China had achieved success (if indeed it was successful – there is a lot of scepticism about their mortality numbers), by taking steps that only a police state could imagine. The New York Times explains that on February 6th Chinese authorities “resorted to increasingly extreme measures in Wuhan on Thursday to try to halt the spread of the deadly coronavirus, ordering house-to-house searches [and temperature checks], rounding up the sick and warehousing them in enormous quarantine centers.”

It worked in China but whether it will work as well in Europe or the USA remains to be seen.

There is also the problem of what happens when restrictions are lifted. The pandemic is likely to return and the paper anticipates exactly that in section 4: Potential subsequent waves. We are almost certain to see at least one and perhaps more waves that will require new lockdown measures until a vaccine is developed. The model assumes this would take 4–6 months and another 8–12 months to produce a “large amount” of vaccine.
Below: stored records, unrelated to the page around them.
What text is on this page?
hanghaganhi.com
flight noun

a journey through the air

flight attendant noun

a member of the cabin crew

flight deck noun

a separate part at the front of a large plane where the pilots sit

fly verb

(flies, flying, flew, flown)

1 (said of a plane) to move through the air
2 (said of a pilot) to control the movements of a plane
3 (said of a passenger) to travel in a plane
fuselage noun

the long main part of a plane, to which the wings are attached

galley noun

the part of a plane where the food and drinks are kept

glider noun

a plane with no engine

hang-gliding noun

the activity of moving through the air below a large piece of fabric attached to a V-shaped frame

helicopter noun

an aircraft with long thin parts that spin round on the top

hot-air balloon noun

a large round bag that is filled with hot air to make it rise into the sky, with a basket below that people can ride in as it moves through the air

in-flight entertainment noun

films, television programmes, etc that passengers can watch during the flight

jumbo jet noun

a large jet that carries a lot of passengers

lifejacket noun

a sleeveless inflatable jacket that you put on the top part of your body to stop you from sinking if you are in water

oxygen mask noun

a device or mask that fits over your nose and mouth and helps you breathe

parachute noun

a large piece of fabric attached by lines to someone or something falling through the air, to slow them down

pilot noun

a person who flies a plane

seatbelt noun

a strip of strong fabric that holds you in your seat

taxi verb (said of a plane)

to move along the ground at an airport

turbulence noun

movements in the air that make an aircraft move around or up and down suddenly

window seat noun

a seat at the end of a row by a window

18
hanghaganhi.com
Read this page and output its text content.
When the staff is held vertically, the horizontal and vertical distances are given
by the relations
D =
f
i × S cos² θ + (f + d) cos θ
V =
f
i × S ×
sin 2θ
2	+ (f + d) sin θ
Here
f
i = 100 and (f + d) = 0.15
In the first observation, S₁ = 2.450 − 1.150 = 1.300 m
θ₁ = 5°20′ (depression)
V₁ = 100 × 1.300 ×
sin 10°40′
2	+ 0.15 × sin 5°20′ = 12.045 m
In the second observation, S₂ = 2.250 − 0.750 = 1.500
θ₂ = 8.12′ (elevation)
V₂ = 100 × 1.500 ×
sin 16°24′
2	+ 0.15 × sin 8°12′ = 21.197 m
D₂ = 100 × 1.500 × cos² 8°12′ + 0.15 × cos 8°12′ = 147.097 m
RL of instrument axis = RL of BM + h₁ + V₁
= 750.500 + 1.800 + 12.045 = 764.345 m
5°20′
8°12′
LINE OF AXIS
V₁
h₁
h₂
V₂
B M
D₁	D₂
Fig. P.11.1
I think the government has been forced to switch to mass testing and suppression simply because that’s what other countries are doing. But Ireland has a comprehensive tracing operation, as does Germany and South Korea, to work in conjunction with an increased testing regime. Unless you’re prepared to trace every contact as the WHO have always recommended, additional testing may not help.

An interesting footnote is that professor Ferguson tested positive for coronavirus on 19 March. Social distancing clearly didn’t work for him.